Logarithmic Integral II

Solution 1:

That is not terribly difficult. One just has to prove that: $$\int_{0}^{1}\frac{x^{a}-x^{n+a}}{1-x^n}\cdot\frac{dx}{x}=\frac{1}{a},\qquad \int_{0}^{1}\frac{x^{a}-x^{n-a}}{1-x^n}\cdot\frac{dx}{x} = \frac{\pi}{n}\,\cot\left(\frac{\pi a}{n}\right)\tag{1}$$ that follows, for instance, from the reflection formula for the digamma function or from the residue theorem, then differentiate the above line with respect to $a$ the right number of times. Another chance is given by exploiting:

$$ \int_{0}^{1}x^{\alpha-1} \log(x)^k\,dx = \frac{(-1)^k k!}{\alpha^{k+1}}\tag{2}$$ together with: $$ \psi'(z)=\sum_{n\geq 0}\frac{1}{(z+n)^2},\quad \sum_{n\geq 0}\frac{1}{(n+z)^k} = \frac{(-1)^k}{k!}\, \psi^{(k-1)}(z)\tag{3}$$ from which: $$\int_{0}^{1}\frac{x^{a/n}}{1-x}\cdot\frac{\log(x)^k}{x}\,dx = (-1)^k k!\sum_{m\geq 0}\frac{1}{\left(m+\frac{a}{n}\right)^{k+1}}=\psi^{(k)}\left(\frac{a}{n}\right).\tag{4}$$

Solution 2:

Bit long for a comment, but thought I might add my (incomplete) bit... I will finish it off / delete it when I have a bit more time.

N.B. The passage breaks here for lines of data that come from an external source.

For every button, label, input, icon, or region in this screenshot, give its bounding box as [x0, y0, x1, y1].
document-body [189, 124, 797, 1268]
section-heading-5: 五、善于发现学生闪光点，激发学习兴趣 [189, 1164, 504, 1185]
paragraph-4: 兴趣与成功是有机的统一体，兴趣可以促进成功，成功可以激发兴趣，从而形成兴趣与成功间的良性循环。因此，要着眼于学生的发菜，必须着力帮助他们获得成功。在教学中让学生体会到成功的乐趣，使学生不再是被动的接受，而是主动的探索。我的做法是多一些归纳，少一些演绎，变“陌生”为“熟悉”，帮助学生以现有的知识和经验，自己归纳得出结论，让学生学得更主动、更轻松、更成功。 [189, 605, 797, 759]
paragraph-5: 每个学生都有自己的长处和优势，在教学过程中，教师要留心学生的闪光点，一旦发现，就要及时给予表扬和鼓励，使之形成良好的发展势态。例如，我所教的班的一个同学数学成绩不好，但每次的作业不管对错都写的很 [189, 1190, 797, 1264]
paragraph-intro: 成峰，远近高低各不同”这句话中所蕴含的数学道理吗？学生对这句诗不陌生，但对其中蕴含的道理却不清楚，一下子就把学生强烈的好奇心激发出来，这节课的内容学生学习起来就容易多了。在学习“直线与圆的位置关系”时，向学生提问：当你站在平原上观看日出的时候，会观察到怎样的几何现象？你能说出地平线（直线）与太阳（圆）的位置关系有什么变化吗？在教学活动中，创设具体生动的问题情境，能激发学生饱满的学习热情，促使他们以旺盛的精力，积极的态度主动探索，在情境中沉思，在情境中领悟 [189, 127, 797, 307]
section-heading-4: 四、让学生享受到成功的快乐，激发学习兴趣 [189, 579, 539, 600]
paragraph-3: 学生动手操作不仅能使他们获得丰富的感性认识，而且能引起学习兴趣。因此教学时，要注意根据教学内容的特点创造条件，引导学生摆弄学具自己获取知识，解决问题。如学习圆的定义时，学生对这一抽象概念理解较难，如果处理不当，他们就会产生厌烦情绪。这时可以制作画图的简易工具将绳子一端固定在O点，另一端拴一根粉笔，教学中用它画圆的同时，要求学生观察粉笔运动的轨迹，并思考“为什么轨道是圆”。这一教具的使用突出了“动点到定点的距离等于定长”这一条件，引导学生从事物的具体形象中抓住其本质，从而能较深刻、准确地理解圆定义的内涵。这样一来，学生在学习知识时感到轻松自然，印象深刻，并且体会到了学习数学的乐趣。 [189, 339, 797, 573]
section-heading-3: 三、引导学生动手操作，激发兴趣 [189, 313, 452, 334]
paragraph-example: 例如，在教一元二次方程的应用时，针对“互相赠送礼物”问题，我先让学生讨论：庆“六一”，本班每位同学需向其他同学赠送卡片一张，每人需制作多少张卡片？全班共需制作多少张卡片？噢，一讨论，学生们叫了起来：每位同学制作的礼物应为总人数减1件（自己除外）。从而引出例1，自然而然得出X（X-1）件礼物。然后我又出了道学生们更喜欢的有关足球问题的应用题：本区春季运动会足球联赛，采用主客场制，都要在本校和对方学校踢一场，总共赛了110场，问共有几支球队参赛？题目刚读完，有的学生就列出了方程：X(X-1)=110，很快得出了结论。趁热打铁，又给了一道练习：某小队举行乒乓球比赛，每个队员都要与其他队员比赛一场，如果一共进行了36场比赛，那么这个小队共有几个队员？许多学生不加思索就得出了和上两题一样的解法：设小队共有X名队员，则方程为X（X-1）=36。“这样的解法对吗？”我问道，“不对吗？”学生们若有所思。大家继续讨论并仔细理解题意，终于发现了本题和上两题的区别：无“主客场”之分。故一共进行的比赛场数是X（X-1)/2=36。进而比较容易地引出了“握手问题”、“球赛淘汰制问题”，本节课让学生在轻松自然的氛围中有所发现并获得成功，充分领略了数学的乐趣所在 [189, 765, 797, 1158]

Using the change of variable $x=e^y$ gives $$I=-\int_0^\infty z^2\text{csch}\left(\frac{nz}{2}\right)\sinh\left(az-\frac{nz}{2}\right)dz=-\int_0^\infty z^2\frac{\sinh\left(az-\frac{nz}{2}\right)}{\sinh\left(\frac{nz}{2}\right)}dz.$$ Since the integrand is an even function we have $$I=-\frac{1}{2}\int_{-\infty}^\infty z^2\frac{\sinh\left(az-\frac{nz}{2}\right)}{\sinh\left(\frac{nz}{2}\right)}dz..$$ For $n>a$ I think the semi-circular integral for $z=Re^{i\theta}$ where $0\leq\theta<\pi$ tends to zero as $R\to\infty$, in which case we may sum the residues in the complex plane above the real axis. Not sure if this converges yet but will take a look soon unless someone else does !

Solution 3:

This one is trivial. All you have to do is notice that $x^a-x^b=(1-x^b)-(1-x^a)$, and then recognize the expression in question as a linear combination of second-order derivatives of generalized harmonic numbers. Since the latter are umbilically connected to digamma functions, use the reflection formula to arrive at the desired result.